The boy is embarrassed to confess to Alyosha that he only read a reference to Eugene Onegin after he had implied that he had read the entire novel. It seems to me that Kolya's thought about only reading The Bell, combined with his fear at appearing less well-read than he appears, is indicative of the fact that he has never read an entire book cover-to-cover. He is one of those sycophants and pretenders who skims books which intellectuals would read, borrows a few phrases to impress people, and polishes his speech to make everyone believe that he is a prodigy. Professor Isham mentioned in class that he remembered speaking more grown up in his adolescent years as a means of feeling more mature. I myself remembering trying to sound like a braniac at the dinner table, but all I was really doing was making a fool out of myself. In the end, that is what Kolya is doing to himself, and when the time comes when his pretended knowledge is called upon, he will be left without a leg to stand on.

Thursday, April 5, 2012

The Public Procurator

Friends, I apologize for not posting a blog last week, it was inexcusable. The good news is that I am now reading "Crime and Punishment" and am half-way through the book. I also happened to notice a couple of similarities between the murder by Raskolnikov of a pawnbroker and the murder mystery in which Dmitry Fyodorovich now finds himself. For starters, Dmitry was seriously contemplating suicide shortly before being found by the police; in "C&P" a painter who is wrongly accused of the pawnbroker's murder is found preparing to hang himself before being apprehended by the police. I wonder if this is Dostoevsky's way of hinting to his fans that Dmitry is not the killer?
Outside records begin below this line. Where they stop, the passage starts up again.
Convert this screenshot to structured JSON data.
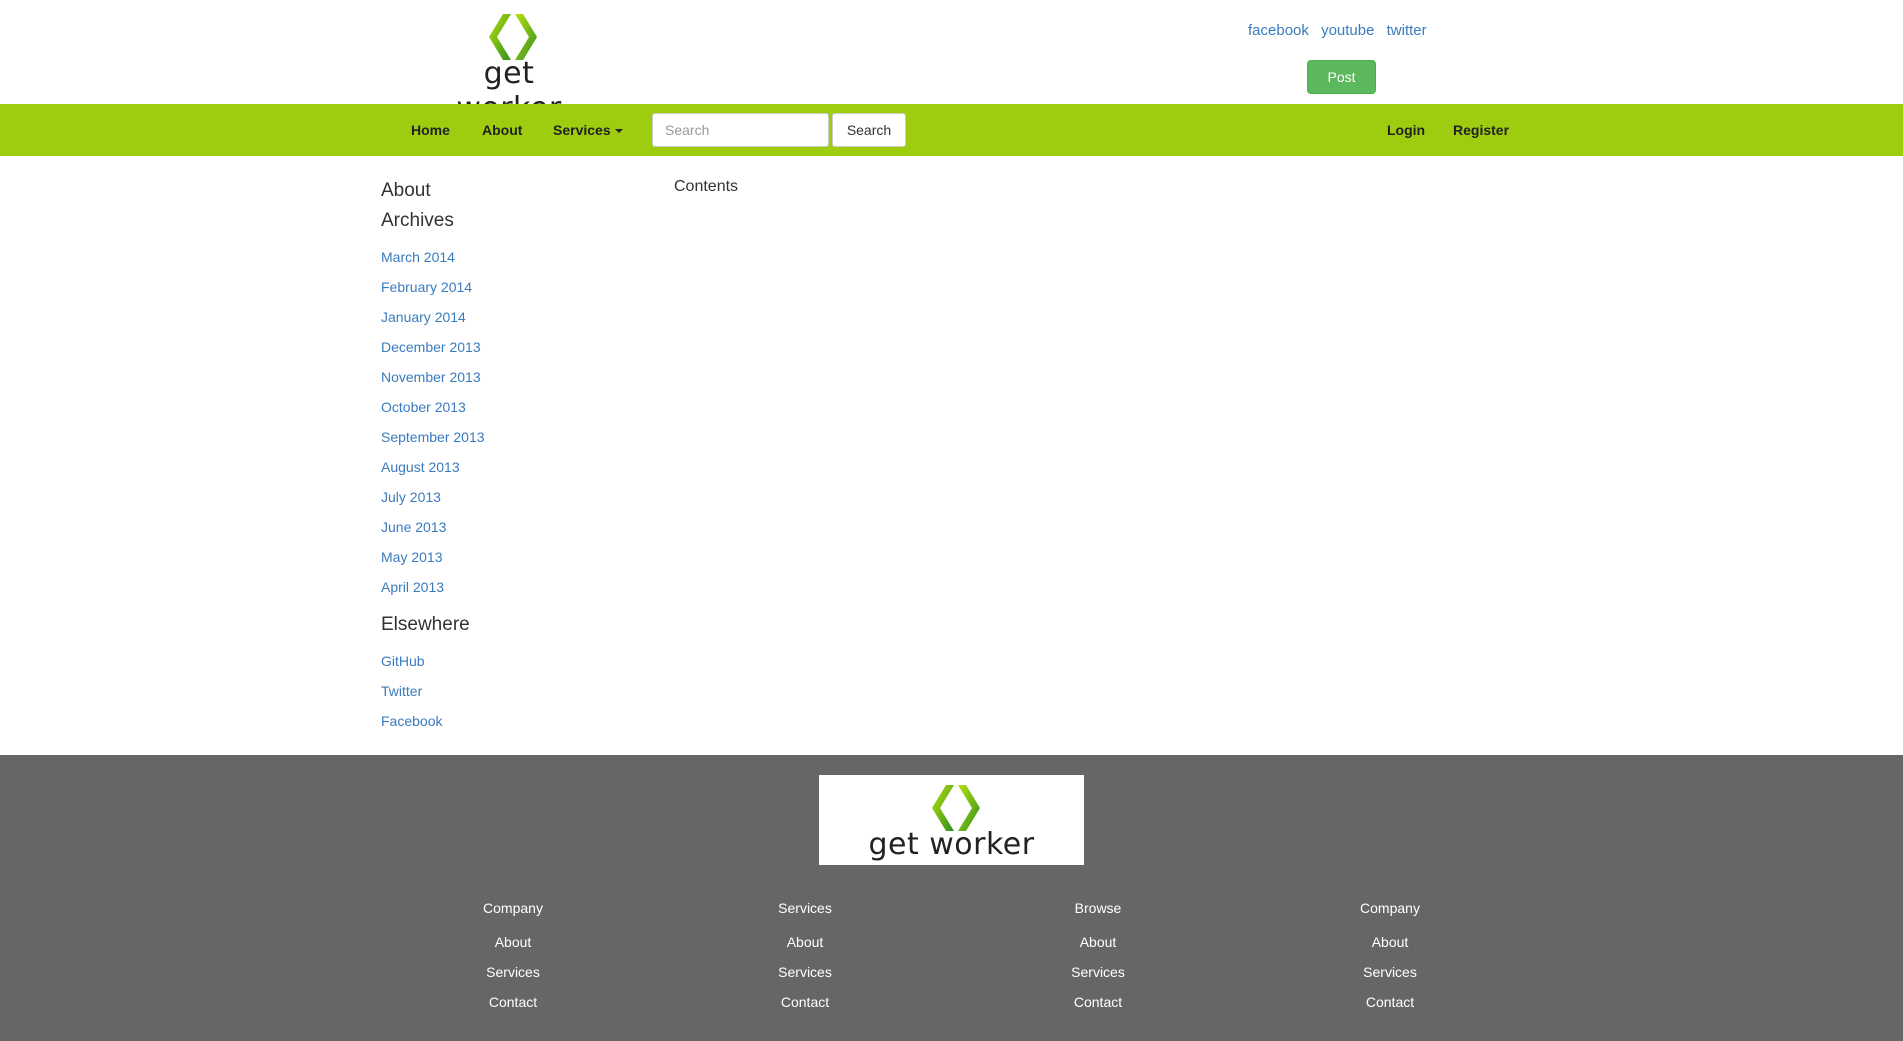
{
  "brand": {
    "name": "get worker",
    "colors": {
      "green": "#9dcd0e",
      "dark_green": "#2f8f1f",
      "footer_gray": "#666666",
      "link_blue": "#3a7bbf",
      "post_green": "#5cb85c"
    }
  },
  "header": {
    "social": [
      {
        "label": "facebook"
      },
      {
        "label": "youtube"
      },
      {
        "label": "twitter"
      }
    ],
    "post_label": "Post"
  },
  "nav": {
    "home": "Home",
    "about": "About",
    "services": "Services",
    "search_placeholder": "Search",
    "search_button": "Search",
    "login": "Login",
    "register": "Register"
  },
  "sidebar": {
    "about_title": "About",
    "archives_title": "Archives",
    "archives": [
      "March 2014",
      "February 2014",
      "January 2014",
      "December 2013",
      "November 2013",
      "October 2013",
      "September 2013",
      "August 2013",
      "July 2013",
      "June 2013",
      "May 2013",
      "April 2013"
    ],
    "elsewhere_title": "Elsewhere",
    "elsewhere": [
      "GitHub",
      "Twitter",
      "Facebook"
    ]
  },
  "main": {
    "contents_title": "Contents"
  },
  "footer": {
    "columns": [
      {
        "title": "Company",
        "links": [
          "About",
          "Services",
          "Contact"
        ]
      },
      {
        "title": "Services",
        "links": [
          "About",
          "Services",
          "Contact"
        ]
      },
      {
        "title": "Browse",
        "links": [
          "About",
          "Services",
          "Contact"
        ]
      },
      {
        "title": "Company",
        "links": [
          "About",
          "Services",
          "Contact"
        ]
      }
    ]
  }
}
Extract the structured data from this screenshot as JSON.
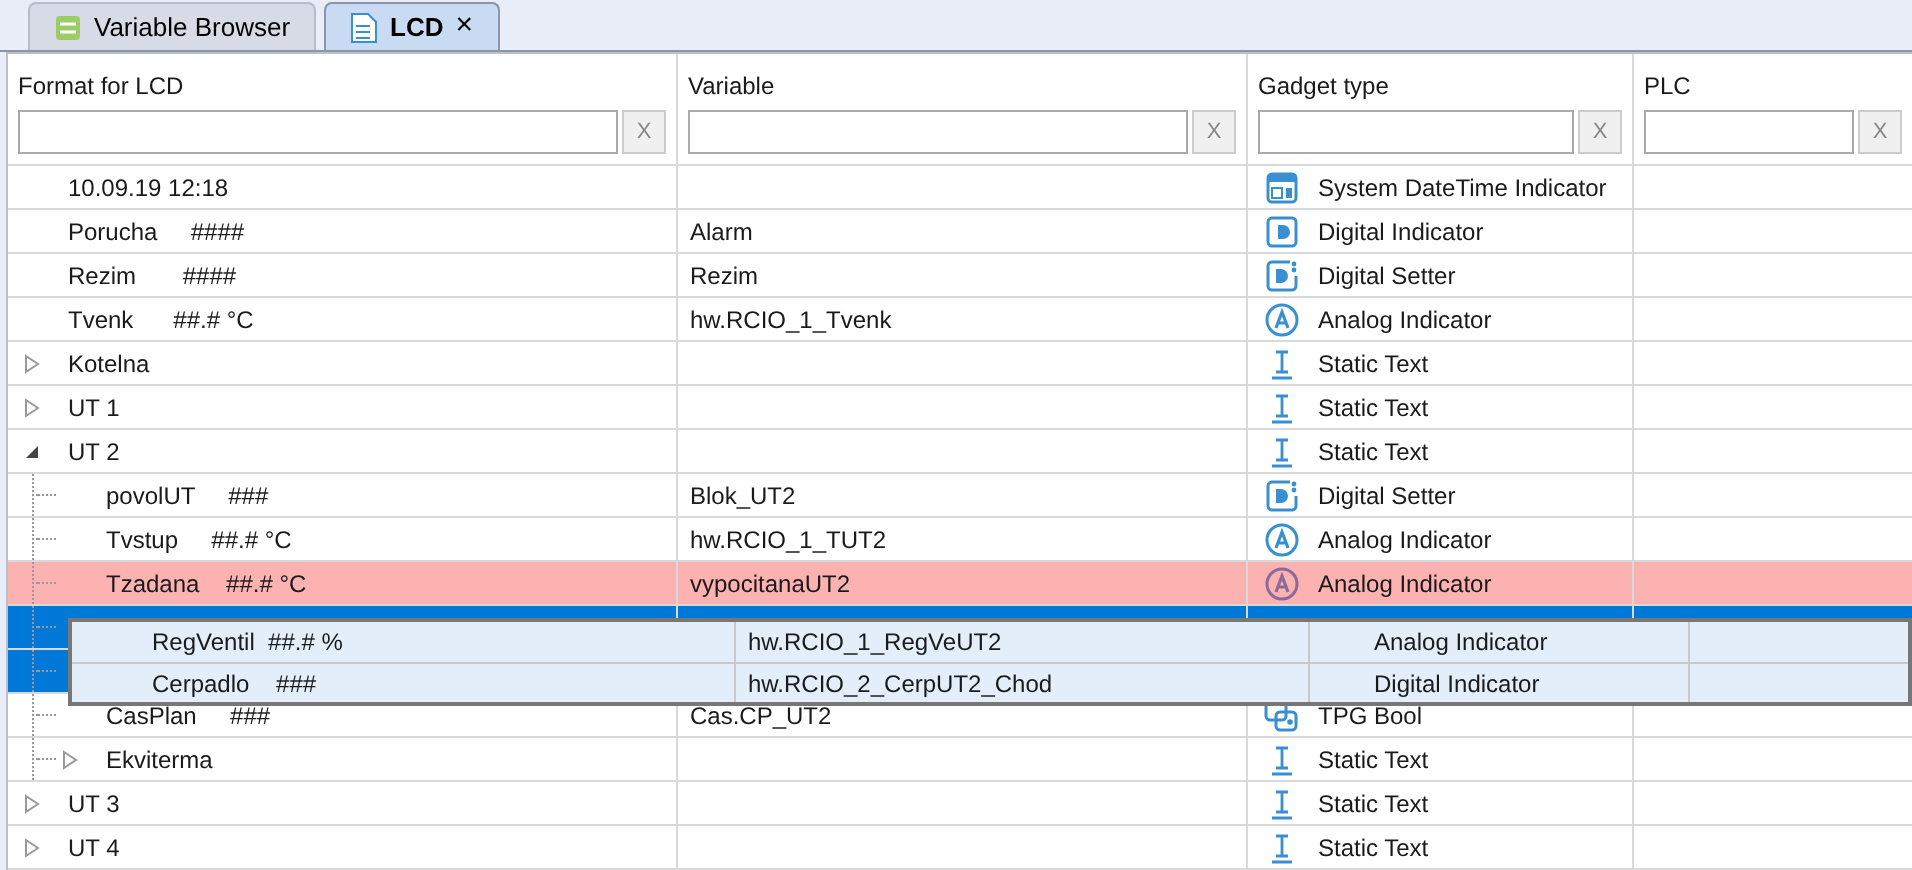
{
  "tabs": [
    {
      "label": "Variable Browser",
      "selected": false,
      "kind": "variables"
    },
    {
      "label": "LCD",
      "selected": true,
      "kind": "document",
      "close": "×"
    }
  ],
  "table": {
    "columns": [
      {
        "label": "Format for LCD",
        "clear": "X"
      },
      {
        "label": "Variable",
        "clear": "X"
      },
      {
        "label": "Gadget type",
        "clear": "X"
      },
      {
        "label": "PLC",
        "clear": "X"
      }
    ],
    "rows": [
      {
        "kind": "item",
        "format": "10.09.19 12:18",
        "gadget": {
          "label": "System DateTime Indicator",
          "kind": "datetime"
        },
        "selected": false
      },
      {
        "kind": "item",
        "format": "Porucha     ####",
        "variable": "Alarm",
        "gadget": {
          "label": "Digital Indicator",
          "kind": "digital"
        },
        "selected": false
      },
      {
        "kind": "item",
        "format": "Rezim       ####",
        "variable": "Rezim",
        "gadget": {
          "label": "Digital Setter",
          "kind": "setter"
        },
        "selected": false
      },
      {
        "kind": "item",
        "format": "Tvenk      ##.# °C",
        "variable": "hw.RCIO_1_Tvenk",
        "gadget": {
          "label": "Analog Indicator",
          "kind": "analog"
        },
        "selected": false
      },
      {
        "kind": "group",
        "expanded": false,
        "format": "Kotelna",
        "gadget": {
          "label": "Static Text",
          "kind": "text"
        },
        "selected": false
      },
      {
        "kind": "group",
        "expanded": false,
        "format": "UT 1",
        "gadget": {
          "label": "Static Text",
          "kind": "text"
        },
        "selected": false
      },
      {
        "kind": "group",
        "expanded": true,
        "format": "UT 2",
        "gadget": {
          "label": "Static Text",
          "kind": "text"
        },
        "selected": false,
        "children": [
          {
            "kind": "item",
            "format": "povolUT     ###",
            "variable": "Blok_UT2",
            "gadget": {
              "label": "Digital Setter",
              "kind": "setter"
            },
            "selected": false
          },
          {
            "kind": "item",
            "format": "Tvstup     ##.# °C",
            "variable": "hw.RCIO_1_TUT2",
            "gadget": {
              "label": "Analog Indicator",
              "kind": "analog"
            },
            "selected": false
          },
          {
            "kind": "item",
            "format": "Tzadana    ##.# °C",
            "variable": "vypocitanaUT2",
            "gadget": {
              "label": "Analog Indicator",
              "kind": "analog"
            },
            "selected": false,
            "color": "#fdb2b2"
          },
          {
            "kind": "item",
            "selected": true
          },
          {
            "kind": "item",
            "selected": true
          },
          {
            "kind": "item",
            "format": "CasPlan     ###",
            "variable": "Cas.CP_UT2",
            "gadget": {
              "label": "TPG Bool",
              "kind": "bool"
            },
            "selected": false
          },
          {
            "kind": "group",
            "expanded": false,
            "format": "Ekviterma",
            "gadget": {
              "label": "Static Text",
              "kind": "text"
            },
            "selected": false
          }
        ]
      },
      {
        "kind": "group",
        "expanded": false,
        "format": "UT 3",
        "gadget": {
          "label": "Static Text",
          "kind": "text"
        },
        "selected": false
      },
      {
        "kind": "group",
        "expanded": false,
        "format": "UT 4",
        "gadget": {
          "label": "Static Text",
          "kind": "text"
        },
        "selected": false
      }
    ]
  },
  "drag_preview": {
    "rows": [
      {
        "format": "RegVentil  ##.# %",
        "variable": "hw.RCIO_1_RegVeUT2",
        "gadget": "Analog Indicator"
      },
      {
        "format": "Cerpadlo    ###",
        "variable": "hw.RCIO_2_CerpUT2_Chod",
        "gadget": "Digital Indicator"
      }
    ]
  }
}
Returning to my theory that Smerdyakov may be the killer, I would like to point out that Dr. Varvinsky mentioned that Smerdyakov's fit is lasting much longer than most epileptic episodes (587). This increases my suspicion that he is faking to avoid being accused of the murder. Also, in "C&P" Raskalnikov suffered a long series of fainting spells while trying to process the reality that he had actually murdered another human being.I believe that Smerdyakov's "fit" may be a genuine physical response to his having killed Fyodor and that the reason it appears so long to the Doctor is that his previous one was a fake; the doctor of course puts the chronology of the fake fit and that of the real one together!

Now, I turn your attention to the public procurator Ippolit Kirillovich. It is interesting that Dostoevsky puts his age at 35 - the very same age as Porfiry, the magistrate who engages Raskalnikov in a game of wits! This may be a deliberate comparison, or else Dostoevsky simply likes his sleuths to be middle-aged. His mind, we are told, is "very solid," and he possesses "a special knowledge of the human soul, a special gift for the analysis of the criminal and of his crime." (581) It is interesting that Dostoevsky describes this special analytical power as "artistic" because John Douglas, the former head of the FBI's profiling unit - whose job is remarkably similar to Kirillovich's -  in his book "Mindhunter", more than once compared forensic profiling to the ability of an art appreciator to step into the mind of a painter and feel empathy with how he felt applying his brush to canvas. This is a clear example of hoe Dostoevsky was both a competent psychoanalyst and far ahead of his time in the field of studying the human mind.